The completion of this project would give teachers more dedicated to traditional, presentation-based curriculum a new means to broadcast multimedia such as lecture slides, live lab demonstrations, live demonstrations on software usage, or other multimedia. The potential for this project to reduce teachers' dependence on projectors, and even replace the need for expensive projectors, would also make it attractive financially for any budget-limited schools considering participation in the pilot program.

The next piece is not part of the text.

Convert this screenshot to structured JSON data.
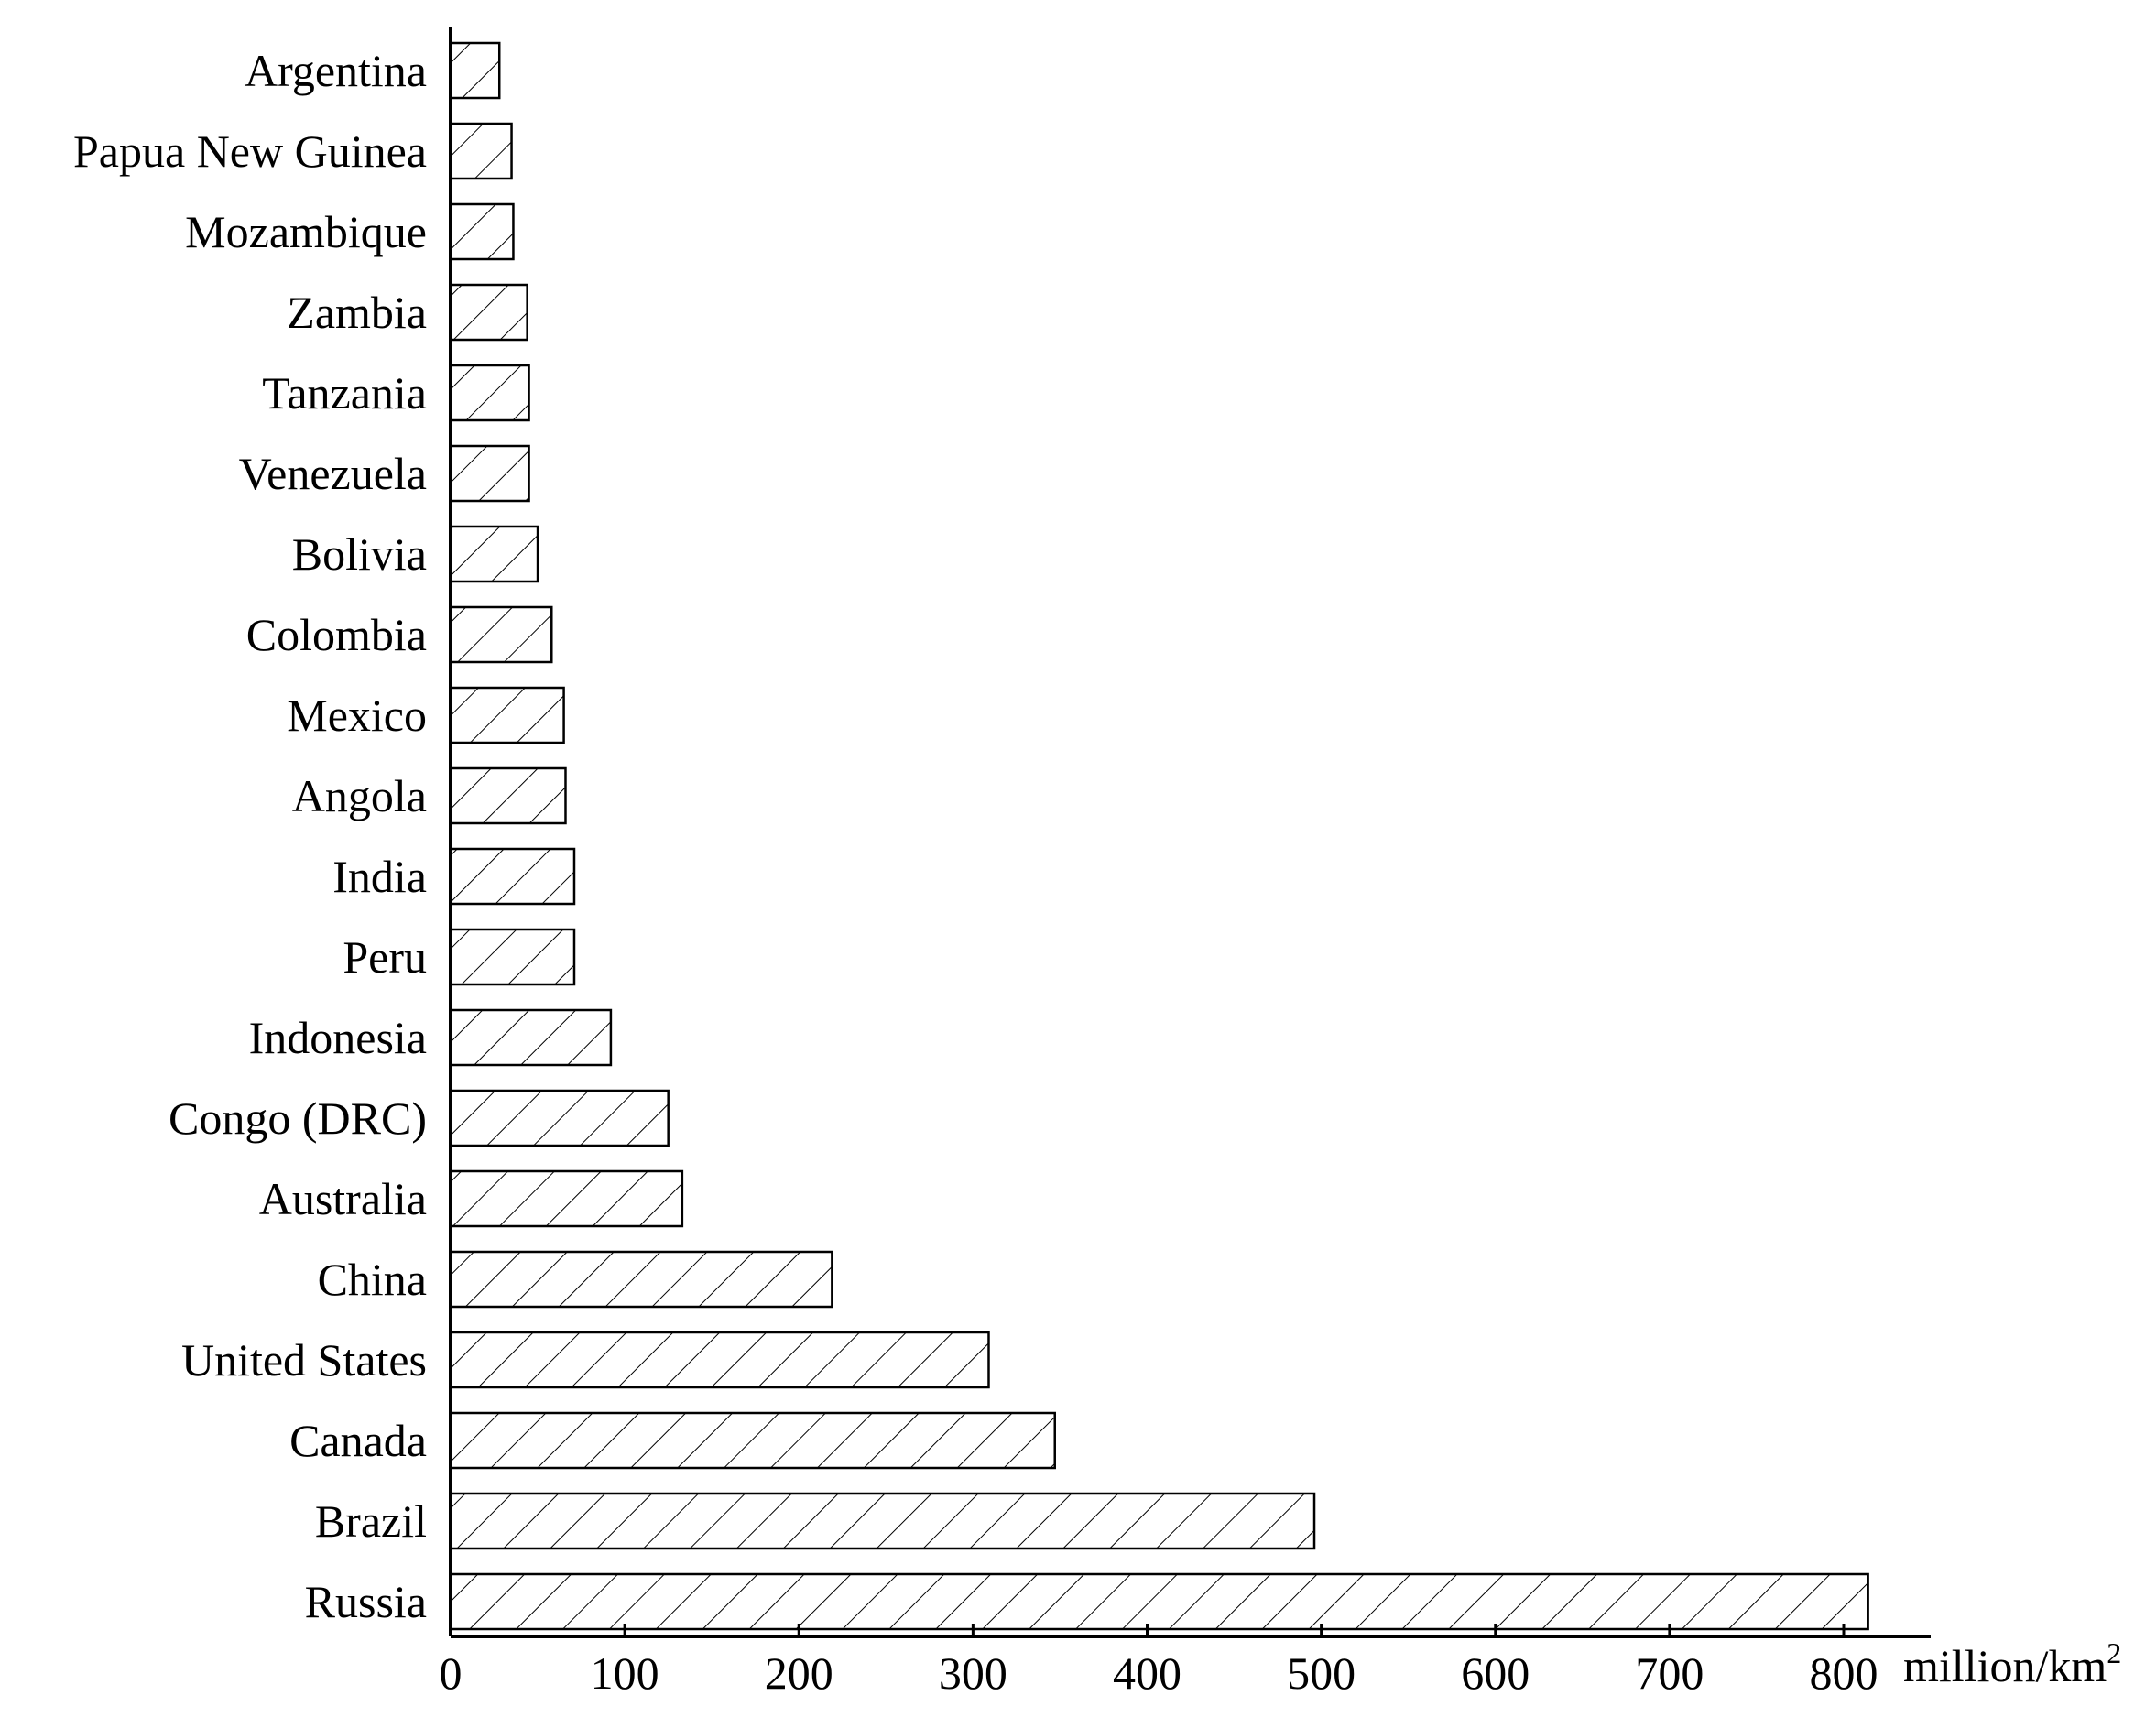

Sugar Labs will be working to set up a small (5-30 unit) Sugar pilot near each student project that is accepted to GSoC so that you can immediately see how your work affects children in a deployment. We will make arrangements to either supply or find all the equipment needed. Do you have any ideas on where you would like your deployment to be, who you would like to be involved, and how we can help you and the community in your area begin it?

At this time I not certain of whether I will be spending my summer in Cambridge, MA, or Garden Grove, CA. I believe, however, that I will likely be at the former location. I believe there are already some deployments nearby that I can visit, and have no particular preference for the other questions.

What will you do if you get stuck on your project and your mentor isn't around?

I would utilize the mailing lists to get help from others. Given that the bulk of this project consists of several mostly-independent backend components, I could also fix issues with the other backends, or work on writing documentation and cleaning code up while awaiting help.

How do you propose you will be keeping the community informed of your progress and any problems or questions you might have over the course of the project?

For documenting general progress and milestones achieved, I will be using a page on the Sugar Wiki which can be watched by any interested members. For any problems or questions I encounter, I will be sending email to the appropriate mailing lists, so those subscribed to them would be informed about it.

Miscellaneous

Replaced "Reboot" with "gkovacs@mit.edu".

What is your t-shirt size? (Yes, we know Google asks for this already; humor us.)

L

Describe a great learning experience you had as a child.

The first time I entered the local public library with the intention of checking out books for personal reading enjoyment, I went through the fiction section and checked out many well-known fantasy novels, then spent the next 3 weeks reading through them, probably doing more reading than I had ever done before. Though I didn't learn much factual information, the experience instilled in me a passion for reading.

Is there anything else we should have asked you or anything else that we should know that might make us like you or your project more?